L’histoire de la fille de Salif Keïta prouve que les personnes handicapées physiques ou mentales peuvent parfaitement pratiquer le sport, voire rivaliser avec les athlètes valides. En effet, si le handicap peut provoquer une blessure, une souffrance physique ou morale voire un sentiment d’injustice, il ne constitue pas aujourd‘hui un obstacle à la pratique du sport. Au contraire et comme le prouve l’histoire de Nanténin Keïta, il peut permettre un certain bien-être, à la fois physique et mental. Mamadou Sylla dit Franck lui, est un handicapé physique. Ancien pensionnaire du centre de football de l’Institut national de la Jeunesse et des Sports (INJS), ce jeune garçon a vu son rêve de devenir footballeur brisé par un accident.

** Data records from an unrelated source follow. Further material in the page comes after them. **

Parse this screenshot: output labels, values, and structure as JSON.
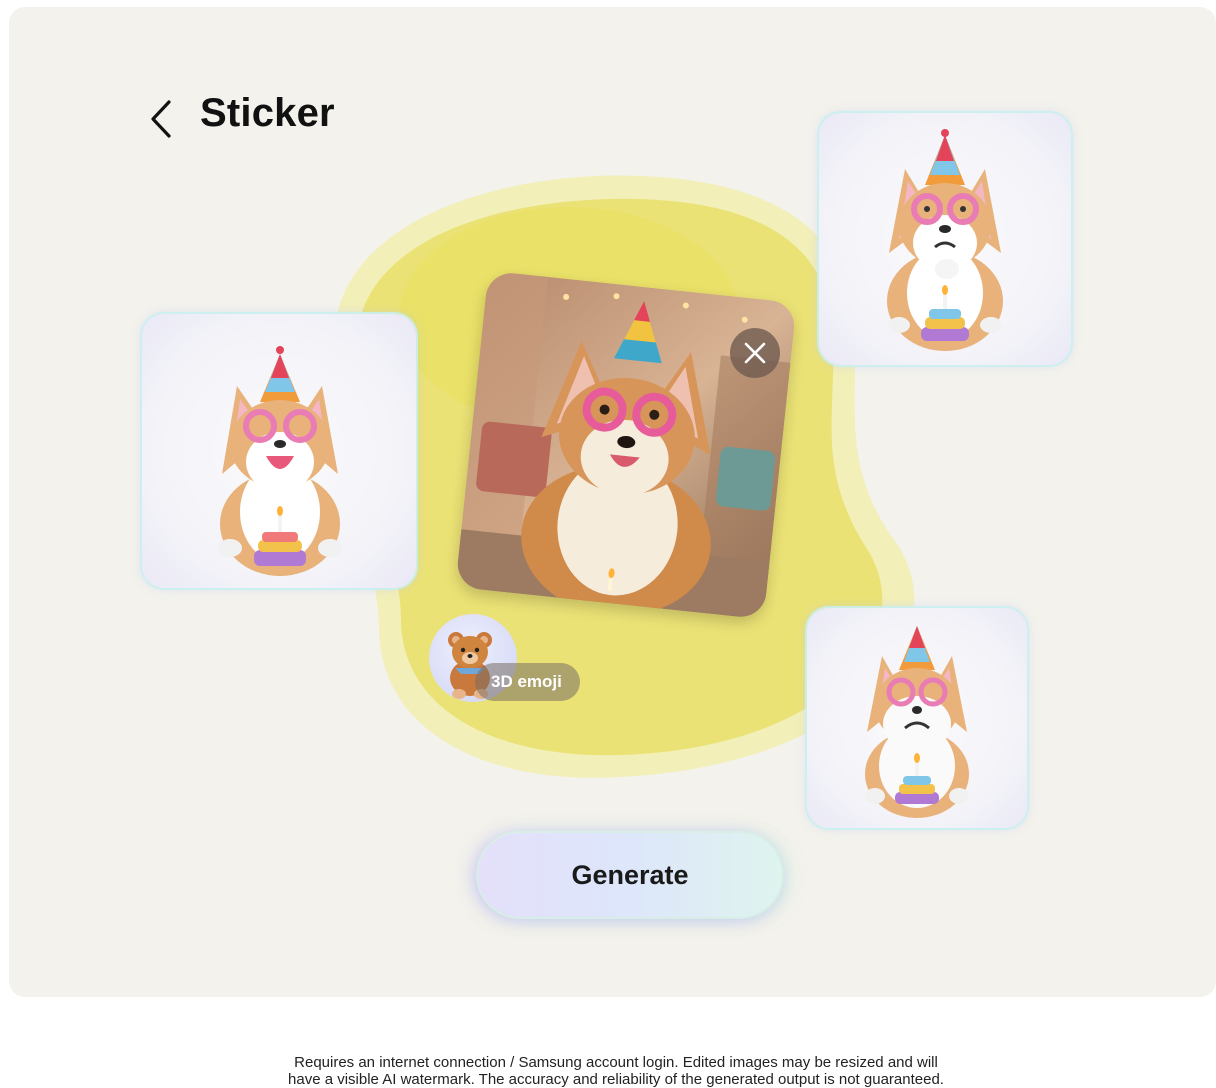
{
  "header": {
    "back_icon": "chevron-left-icon",
    "title": "Sticker"
  },
  "main_photo": {
    "subject": "corgi-party-photo",
    "close_icon": "close-icon"
  },
  "stickers": [
    {
      "name": "sticker-laughing-corgi"
    },
    {
      "name": "sticker-thinking-corgi"
    },
    {
      "name": "sticker-crying-corgi"
    }
  ],
  "style_chip": {
    "label": "3D emoji",
    "icon": "teddy-bear-icon"
  },
  "actions": {
    "generate_label": "Generate"
  },
  "footer": {
    "line1": "Requires an internet connection / Samsung account login. Edited images may be resized and will",
    "line2": "have a visible AI watermark. The accuracy and reliability of the generated output is not guaranteed."
  },
  "colors": {
    "panel_bg": "#f3f2ec",
    "blob_outer": "#f2efb5",
    "blob_inner": "#e8e068",
    "text": "#111111"
  }
}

Handicapé à vie, Mamadou Sylla continue malgré à pratiquer le sport, mais pas la même discipline. «Je n’ai pas cessé de pratiquer le sport après mon accident, j’ai juste changé de discipline. Ainsi, chaque soir je viens au stade précisément dans la salle de gymnastique et ça m’aide beaucoup dans la thérapie», confie-t-il. Sourd-muet, Ichacka Dembélé est un pratiquant de taekwondo au dojo Moussa Camara. Au début, raconte le promoteur de ce dojo, Ichaka Dembélé a eu des problèmes d’intégration et s’entraînait seul. Mais au fil des mois, il a réussi à intégrer le groupe et depuis, il est comme tous les pensionnaires du dojo. «C’est un garçon super intelligent qui a vite assimilé les règles du taekwondo et l’esprit de groupe», témoigne Maître Moussa Camara. Aminata Doumbia, une thérapeute spécialiste en rééducation à la neurologie dans une clinique de la place, estime que le handisport n’est pas médiatisé au Mali.

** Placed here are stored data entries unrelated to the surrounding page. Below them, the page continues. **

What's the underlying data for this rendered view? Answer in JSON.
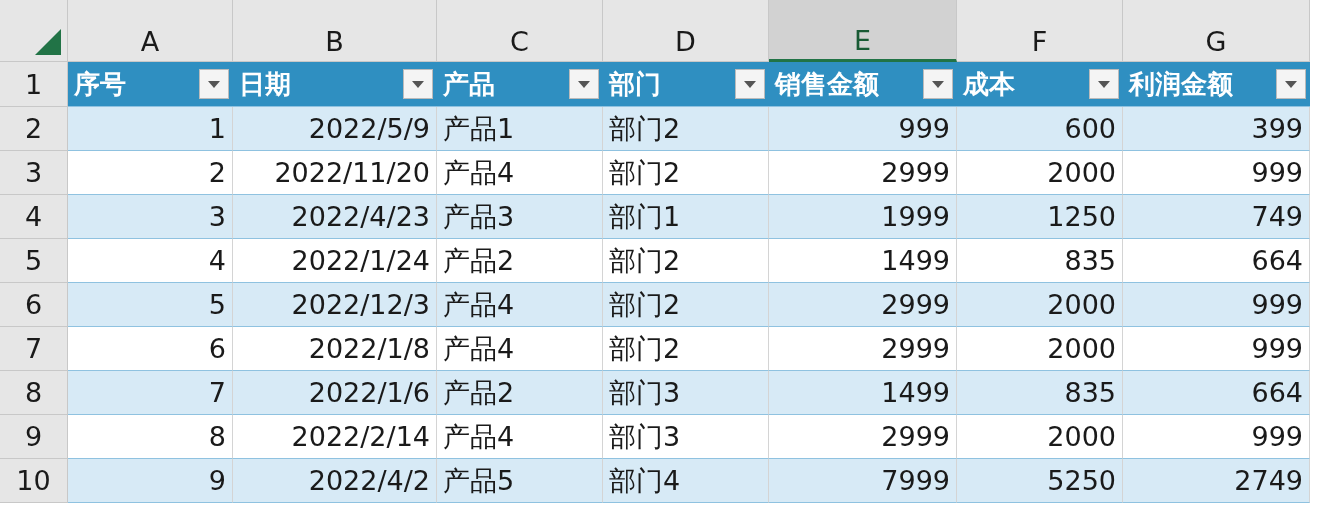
{
  "columns": [
    {
      "letter": "A",
      "selected": false
    },
    {
      "letter": "B",
      "selected": false
    },
    {
      "letter": "C",
      "selected": false
    },
    {
      "letter": "D",
      "selected": false
    },
    {
      "letter": "E",
      "selected": true
    },
    {
      "letter": "F",
      "selected": false
    },
    {
      "letter": "G",
      "selected": false
    }
  ],
  "table": {
    "header_row": "1",
    "headers": [
      {
        "label": "序号"
      },
      {
        "label": "日期"
      },
      {
        "label": "产品"
      },
      {
        "label": "部门"
      },
      {
        "label": "销售金额"
      },
      {
        "label": "成本"
      },
      {
        "label": "利润金额"
      }
    ],
    "rows": [
      {
        "row": "2",
        "cells": [
          "1",
          "2022/5/9",
          "产品1",
          "部门2",
          "999",
          "600",
          "399"
        ]
      },
      {
        "row": "3",
        "cells": [
          "2",
          "2022/11/20",
          "产品4",
          "部门2",
          "2999",
          "2000",
          "999"
        ]
      },
      {
        "row": "4",
        "cells": [
          "3",
          "2022/4/23",
          "产品3",
          "部门1",
          "1999",
          "1250",
          "749"
        ]
      },
      {
        "row": "5",
        "cells": [
          "4",
          "2022/1/24",
          "产品2",
          "部门2",
          "1499",
          "835",
          "664"
        ]
      },
      {
        "row": "6",
        "cells": [
          "5",
          "2022/12/3",
          "产品4",
          "部门2",
          "2999",
          "2000",
          "999"
        ]
      },
      {
        "row": "7",
        "cells": [
          "6",
          "2022/1/8",
          "产品4",
          "部门2",
          "2999",
          "2000",
          "999"
        ]
      },
      {
        "row": "8",
        "cells": [
          "7",
          "2022/1/6",
          "产品2",
          "部门3",
          "1499",
          "835",
          "664"
        ]
      },
      {
        "row": "9",
        "cells": [
          "8",
          "2022/2/14",
          "产品4",
          "部门3",
          "2999",
          "2000",
          "999"
        ]
      },
      {
        "row": "10",
        "cells": [
          "9",
          "2022/4/2",
          "产品5",
          "部门4",
          "7999",
          "5250",
          "2749"
        ]
      }
    ]
  }
}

Conséquence, dit-elle, «les handicapés maliens ont tendance à se sédentariser, à se renfermer sur eux-mêmes, à craindre le regard des autres s’ils sortent». Aujourd’hui, de nombreux sports peuvent être proposés aux sujets handicapés comme les sports de glisse c’est à dire les chaises roulantes et l’athlétisme. La première discipline est encore peu connue au Mali, mais on peut s’autoriser à dire qu’elle ne devrait plus rester longtemps à l’ombre des autres sports. C’est ce que souhaitent en tout cas les personnes handicapées de notre pays.